Enquanto a Banda da Juventude Musical Ponterrolense enchia de sons vibrantes o espaço do Jardim da Graça, os assistentes que por ali andavam cumprimentavam-se em reencontros de conversas antigas. Pedro Carimbo conduzia a Banda no bairro dos sons e nós relembrávamos concertos de outras eras, tão intensamente ouvidos ontem e ainda tão presentes hoje.
O velho coreto, que mora só na saudade dos que o viram:
No abraço da despedida veio o pedido de um escrito que resgatasse do esquecimento o velho coreto.
Maria Laura Madeira respondeu. Comovidamente agradecemos este texto de Memória revisitada.
Um Coreto será, em qualquer
terra portuguesa, um monumento daqueles que não deveria levantar polémicas a
ninguém. Monumento, sim, património monumental que atesta e faz parte de um
grande salto no progresso civilizacional
dos povos. Era destinado a fazer conhecer e amar a música, a mais universal
das linguagens. À volta do Coreto se
reuniam as pessoas que queriam gostar de música, ouvir música, sentir o seu semelhante numa dimensão de
fraterno respeito pela música e pelos seus valores.

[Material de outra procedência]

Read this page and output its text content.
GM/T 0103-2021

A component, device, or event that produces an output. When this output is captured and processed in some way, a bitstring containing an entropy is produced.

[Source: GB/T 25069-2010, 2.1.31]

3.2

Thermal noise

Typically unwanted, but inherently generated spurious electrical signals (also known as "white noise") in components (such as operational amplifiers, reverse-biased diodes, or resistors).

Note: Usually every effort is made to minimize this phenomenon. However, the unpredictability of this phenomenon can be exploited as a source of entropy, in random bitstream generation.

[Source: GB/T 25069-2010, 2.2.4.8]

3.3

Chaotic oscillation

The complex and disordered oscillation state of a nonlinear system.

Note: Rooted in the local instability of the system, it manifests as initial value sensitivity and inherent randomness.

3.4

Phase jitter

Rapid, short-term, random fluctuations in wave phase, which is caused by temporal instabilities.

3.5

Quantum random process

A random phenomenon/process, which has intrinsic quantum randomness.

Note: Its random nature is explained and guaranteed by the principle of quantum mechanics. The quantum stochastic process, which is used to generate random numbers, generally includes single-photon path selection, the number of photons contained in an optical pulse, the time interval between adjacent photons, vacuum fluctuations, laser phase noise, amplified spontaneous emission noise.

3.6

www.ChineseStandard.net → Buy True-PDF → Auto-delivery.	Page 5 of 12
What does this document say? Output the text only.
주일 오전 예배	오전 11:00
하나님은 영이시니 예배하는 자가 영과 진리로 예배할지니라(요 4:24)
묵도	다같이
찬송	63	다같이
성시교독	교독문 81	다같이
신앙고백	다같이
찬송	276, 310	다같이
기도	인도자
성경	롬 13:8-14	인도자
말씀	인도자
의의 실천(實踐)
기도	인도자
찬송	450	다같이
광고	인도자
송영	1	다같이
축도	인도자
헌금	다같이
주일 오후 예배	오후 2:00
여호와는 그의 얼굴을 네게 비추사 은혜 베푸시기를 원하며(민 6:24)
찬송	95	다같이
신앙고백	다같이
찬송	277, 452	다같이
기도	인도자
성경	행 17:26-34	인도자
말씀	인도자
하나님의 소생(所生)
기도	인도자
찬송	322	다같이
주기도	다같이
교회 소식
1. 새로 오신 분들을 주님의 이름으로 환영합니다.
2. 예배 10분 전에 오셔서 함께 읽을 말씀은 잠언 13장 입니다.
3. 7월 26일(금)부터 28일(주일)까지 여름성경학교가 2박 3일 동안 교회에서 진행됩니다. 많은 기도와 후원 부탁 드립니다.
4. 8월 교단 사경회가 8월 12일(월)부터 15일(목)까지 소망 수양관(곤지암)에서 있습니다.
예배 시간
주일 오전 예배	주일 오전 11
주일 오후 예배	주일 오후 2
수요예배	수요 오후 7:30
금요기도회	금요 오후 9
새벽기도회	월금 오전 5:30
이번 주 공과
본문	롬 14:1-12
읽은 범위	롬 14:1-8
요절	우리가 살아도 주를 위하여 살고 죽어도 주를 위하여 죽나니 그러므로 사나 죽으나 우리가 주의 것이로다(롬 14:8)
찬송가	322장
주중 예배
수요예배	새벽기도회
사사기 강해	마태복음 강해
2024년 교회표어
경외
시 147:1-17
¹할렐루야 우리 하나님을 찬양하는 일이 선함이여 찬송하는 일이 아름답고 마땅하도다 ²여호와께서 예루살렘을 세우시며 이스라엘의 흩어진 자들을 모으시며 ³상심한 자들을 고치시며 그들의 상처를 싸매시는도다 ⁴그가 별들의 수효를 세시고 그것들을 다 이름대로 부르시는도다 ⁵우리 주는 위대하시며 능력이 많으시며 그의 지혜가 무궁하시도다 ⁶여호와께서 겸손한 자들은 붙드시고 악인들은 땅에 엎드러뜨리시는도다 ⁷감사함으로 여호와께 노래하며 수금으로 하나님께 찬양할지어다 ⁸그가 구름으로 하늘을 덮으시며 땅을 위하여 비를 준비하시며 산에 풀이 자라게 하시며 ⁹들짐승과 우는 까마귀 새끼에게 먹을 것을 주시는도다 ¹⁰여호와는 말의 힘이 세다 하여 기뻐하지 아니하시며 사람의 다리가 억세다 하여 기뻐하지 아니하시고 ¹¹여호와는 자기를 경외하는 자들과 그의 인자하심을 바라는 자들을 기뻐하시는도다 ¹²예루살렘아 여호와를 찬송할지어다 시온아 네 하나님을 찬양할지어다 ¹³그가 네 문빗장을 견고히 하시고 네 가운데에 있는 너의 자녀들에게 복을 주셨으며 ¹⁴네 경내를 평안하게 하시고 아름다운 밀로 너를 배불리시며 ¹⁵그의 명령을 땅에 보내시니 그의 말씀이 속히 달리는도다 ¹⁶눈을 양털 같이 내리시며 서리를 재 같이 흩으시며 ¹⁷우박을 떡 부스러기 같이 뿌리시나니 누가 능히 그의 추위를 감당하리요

À volta do Coreto brincavam as crianças, em noite de concerto, obrigadas
apenas a guardar silêncio e consideração pelos outros, e muitas delas já eram
fascinadas pelos metais reluzentes, donde saíam sons maravilhosos. A Vila, em
noite de concerto, inundava-se duma beleza quase mágica, o Jardim enchia, as
esplanadas próximas fervilhavam de gente animada de um sorriso bom. Os nossos
músicos das Bandas eram muitos deles também bombeiros voluntários, o que dava
ainda mais valor ao evento.
Gente de todas as idades, homens e mulheres, eram bem mais felizes nas
noites de concerto. Por norma, as mulheres não frequentavam os cafés, saíam pouco, mas em noite de
concerto da Banda a liberdade punha
um retoque garrido e vinha espreitar a vida. A vida, que era difícil, com
privações e muito trabalho, mas
as pessoas acreditavam na força do estudo, do trabalho, da solidariedade. Era
assim no meu Bairro, afortunadamente
muito perto do Jardim da Graça, palco de sadias brincadeiras e de grande respeito
pelas árvores, pelas flores,
pelos animais que por ali se nos juntavam. O relógio da Graça comandava o tempo
e, se algum fogo acontecia
algures pelo concelho, logo alguém aparecia a correr para tocar o sino a
rebate. Ninguém deveria ter levado a
corda e retirado o sino. É dos pequenos monumentos humanos que mais nos devemos
lembrar, eles são a semente de coisas que nunca deverão morrer entre os homens;
a ajuda solidária é
uma delas. Não desprezo as heranças monumentais de porte que embelezam as
terras, todavia algumas não
serão de todo repositório das melhores lembranças do passado.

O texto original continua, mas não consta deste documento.